Forty-five blocks of downtown Spokane are closed. Hundreds of tournament brackets are posted by the Red Wagon. Thousands of people are walking through Riverfront Park wearing the same shirt.

It’s official: Hoopfest is here for its 30th year. And the excitement around the “greatest basketball weekend on Earth” hasn’t dwindled a bit.

The beginning of basketball competition came early, too, with eight teams competing for $5,000 in an International Basketball Federation-sponsored 3×3 tournament on the center court Friday afternoon. Among the players was former St. Mary’s guard Calvin Hermanson, who put up 3-pointers with former Gonzaga player Josh Perkins watching from the stands.

As opposed to Hoopfest’s 3-on-3 rules, 3×3 is an especially fast-paced version of the game that will debut at the 2020 Tokyo Olympics. It features a 12-second shot clock and no checking the ball after scoring.

But even with other changes, like an ever-improving app for navigating the courts, and big names like Kevin Durant coming to town, the spirit of the weekend remains the same, said volunteer Pam Schermerhorn, a 16-year Hoopfest veteran and supervisor at the team check-in table.

“What hasn’t changed is the smile on a third-grader playing for the first time,” she said.

Schermerhorn said her favorite part of the weekend is being at the check-in table on Friday.

“I love team check-in because everybody’s in a good mood,” she said. “Nobody’s lost a game; nobody’s twisted an ankle.”

Asher and Avi West, 14 and 12, respectively, are among the nearly 24,000 players hoping to bring home a championship shirt on Sunday.

“We’re going to take it,” Avi said.

The brothers started playing in Hoopfest at the first chance they got, third grade, but switched from competing in brackets with other highly competitive amateur players to forming a co-ed team with their cousin a few years ago.

“The dynamic of co-ed brought back the enjoyment of Hoopfest,” their mother, Laura West, said.

Now they have started a trend, and other local amateur players are doing the same, she added.

An hour after the 3×3 tournament concluded Friday night, volunteers moved more than 400 basketball hoops waiting by the curbs into position.
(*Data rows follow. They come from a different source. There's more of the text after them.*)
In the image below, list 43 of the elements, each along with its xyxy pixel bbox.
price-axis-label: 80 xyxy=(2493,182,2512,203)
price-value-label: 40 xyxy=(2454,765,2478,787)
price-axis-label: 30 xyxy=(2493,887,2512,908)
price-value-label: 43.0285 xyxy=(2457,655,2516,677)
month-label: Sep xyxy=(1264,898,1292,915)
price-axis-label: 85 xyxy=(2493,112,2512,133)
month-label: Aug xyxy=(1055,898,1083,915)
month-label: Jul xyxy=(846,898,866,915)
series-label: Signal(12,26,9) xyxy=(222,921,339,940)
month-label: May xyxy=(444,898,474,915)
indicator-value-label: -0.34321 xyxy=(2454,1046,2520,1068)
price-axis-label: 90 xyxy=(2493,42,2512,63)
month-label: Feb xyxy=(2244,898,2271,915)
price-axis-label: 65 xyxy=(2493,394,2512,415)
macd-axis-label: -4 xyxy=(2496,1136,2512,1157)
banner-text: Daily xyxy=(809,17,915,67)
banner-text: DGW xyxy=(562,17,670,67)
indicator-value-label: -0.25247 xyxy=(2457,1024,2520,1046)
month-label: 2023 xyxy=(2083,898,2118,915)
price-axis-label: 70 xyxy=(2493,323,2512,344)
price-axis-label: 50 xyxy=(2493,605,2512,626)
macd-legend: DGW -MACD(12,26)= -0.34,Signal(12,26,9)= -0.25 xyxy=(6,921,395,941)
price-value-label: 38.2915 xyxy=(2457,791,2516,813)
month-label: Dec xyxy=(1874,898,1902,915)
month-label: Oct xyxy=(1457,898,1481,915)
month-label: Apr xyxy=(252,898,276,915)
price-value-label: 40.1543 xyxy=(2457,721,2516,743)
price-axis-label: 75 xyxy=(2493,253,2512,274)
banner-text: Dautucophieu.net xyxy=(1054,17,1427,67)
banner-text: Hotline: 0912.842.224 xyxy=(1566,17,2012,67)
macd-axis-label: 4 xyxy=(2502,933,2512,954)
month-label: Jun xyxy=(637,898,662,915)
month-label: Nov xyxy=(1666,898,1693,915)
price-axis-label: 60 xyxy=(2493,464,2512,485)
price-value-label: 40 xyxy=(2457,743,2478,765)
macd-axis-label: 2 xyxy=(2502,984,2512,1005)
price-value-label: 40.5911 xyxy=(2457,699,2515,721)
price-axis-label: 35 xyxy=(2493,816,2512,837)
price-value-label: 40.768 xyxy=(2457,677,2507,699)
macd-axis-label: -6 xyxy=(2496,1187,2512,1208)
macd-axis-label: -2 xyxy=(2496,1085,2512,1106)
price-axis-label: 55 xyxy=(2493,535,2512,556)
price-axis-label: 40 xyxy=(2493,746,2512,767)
For the first Hoopfest, it took all night and until 10 minutes before the first game to get a fraction of the hoops in place.

“Just to check in, we have probably over 100 volunteers,” Schermerhorn said, with about 3,000 total pitching in for the weekend.

After the hoops are all set up, Schermerhorn said she revels in the anticipation of walking by all the empty courts on Saturday morning.

The West brothers can’t wait to get on the court, either. They already have their sights set on playing on center court someday.

“I love basketball,” Asher said. “It’s like my family.”